The Swiss Broadcasting Corporation (SBC) has launched an independent investigation into sexual harassment at the French-language Swiss public radio and television, RTS, following cases reported in the media. The Italian-language public broadcaster has also opened a separate enquiry into complaints.This content was published on November 26, 2020 - 10:51
On November 25, the Italian-speaking arm of Swiss Public Television, RSI, announced that it had launched an investigation by an external body into complaints of bullying, sexual harassment and invasion of privacy. As of November 25, the media employee union SSM in Ticino had received 32 complaints from RSI employees.
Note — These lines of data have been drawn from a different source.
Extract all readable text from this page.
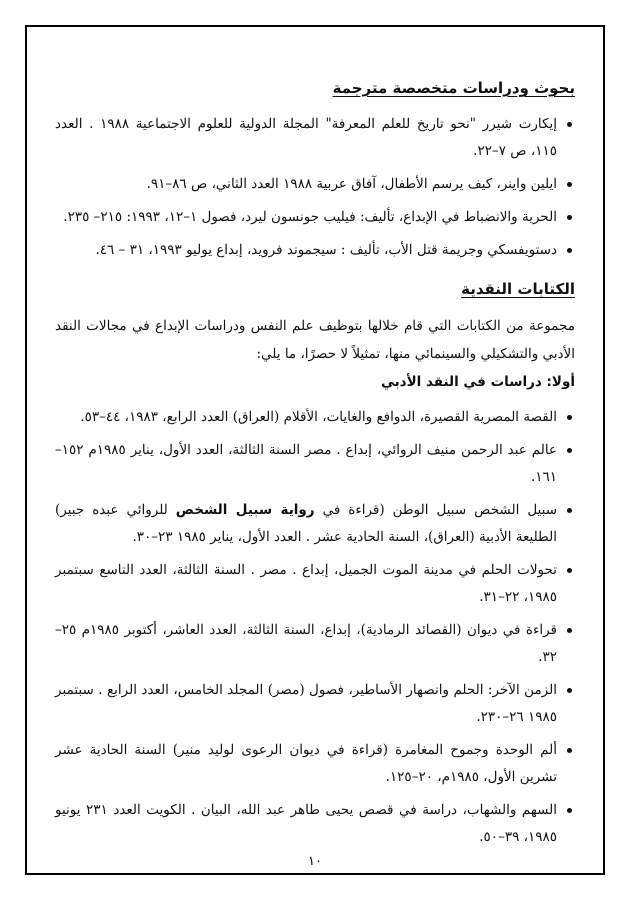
بحوث ودراسات متخصصة مترجمة
إيكارت شيرر "نحو تاريخ للعلم المعرفة" المجلة الدولية للعلوم الاجتماعية ١٩٨٨ . العدد ١١٥، ص ٧–٢٢.
ايلين واينر، كيف يرسم الأطفال، آفاق عربية ١٩٨٨ العدد الثاني، ص ٨٦–٩١.
الحرية والانضباط في الإبداع، تأليف: فيليب جونسون ليرد، فصول ١–١٢، ١٩٩٣: ٢١٥– ٢٣٥.
دستويفسكي وجريمة قتل الأب، تأليف : سيجموند فرويد، إبداع يوليو ١٩٩٣، ٣١ – ٤٦.
الكتابات النقدية

مجموعة من الكتابات التي قام خلالها بتوظيف علم النفس ودراسات الإبداع في مجالات النقد الأدبي والتشكيلي والسينمائي منها، تمثيلاً لا حصرًا، ما يلي:

أولا: دراسات في النقد الأدبي
القصة المصرية القصيرة، الدوافع والغايات، الأقلام (العراق) العدد الرابع، ١٩٨٣، ٤٤–٥٣.
عالم عبد الرحمن منيف الروائي، إبداع . مصر السنة الثالثة، العدد الأول، يناير ١٩٨٥م ١٥٢–١٦١.
سبيل الشخص سبيل الوطن (قراءة في رواية سبيل الشخص للروائي عبده جبير) الطليعة الأدبية (العراق)، السنة الحادية عشر . العدد الأول، يناير ١٩٨٥ ٢٣–٣٠.
تحولات الحلم في مدينة الموت الجميل، إبداع . مصر . السنة الثالثة، العدد التاسع سبتمبر ١٩٨٥، ٢٢–٣١.
قراءة في ديوان (القصائد الرمادية)، إبداع، السنة الثالثة، العدد العاشر، أكتوبر ١٩٨٥م ٢٥–٣٢.
الزمن الآخر: الحلم وانصهار الأساطير، فصول (مصر) المجلد الخامس، العدد الرابع . سبتمبر ١٩٨٥ ٢٦–٢٣٠.
ألم الوحدة وجموح المغامرة (قراءة في ديوان الرعوى لوليد منير) السنة الحادية عشر تشرين الأول، ١٩٨٥م، ٢٠–١٢٥.
السهم والشهاب، دراسة في قصص يحيى طاهر عبد الله، البيان . الكويت العدد ٢٣١ يونيو ١٩٨٥، ٣٩–٥٠.
١٠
This follows an earlier investigation into RTS announced on November 4 by the SBC board of directors. The aim of that enquiry is to establish the chain of responsibility at French-language RTS for cases of sexual harassment. Two accused RTS executives have been suspended.
Referring to the suspensions, the RTS management said it had taken these “concrete and immediate measures” after meeting a representative of the Swiss Media Workers Union, who demanded immediate action against sexual harassment and bullying.
The RTS management wrote to employees, saying it was aware that many people had not been listened to and that it deeply regretted this.
The SBC, swissinfo.ch’s parent company, condemned harassment “in the strongest terms” and regretted that company employees had been subjected to such behaviour, it said in a statement on November 4.
The board also issued a mandate for improving the system for reporting cases of harassment. The independent investigation aims to assess and improve the existing tools available to employees across the SBC for such cases.
Former star presenter
On October 31, the French-speaking Swiss newspaper Le Temps revealed, citing anonymous sources, that there had been bullying and sexual harassment at RTS for years. Three employees were accused, including former star television presenter Darius Rochebin. He has denied the accusations.
The management and staff managers at RTS had consistently turned a blind eye, the paper reported.
“We made a mistake,” said SBC Director General Gilles Marchand in an interview with Le Temps. Marchand, who was director of RTS when an executive was accused of sexual harassment in 2014, admitted that the investigation had not been comprehensive enough.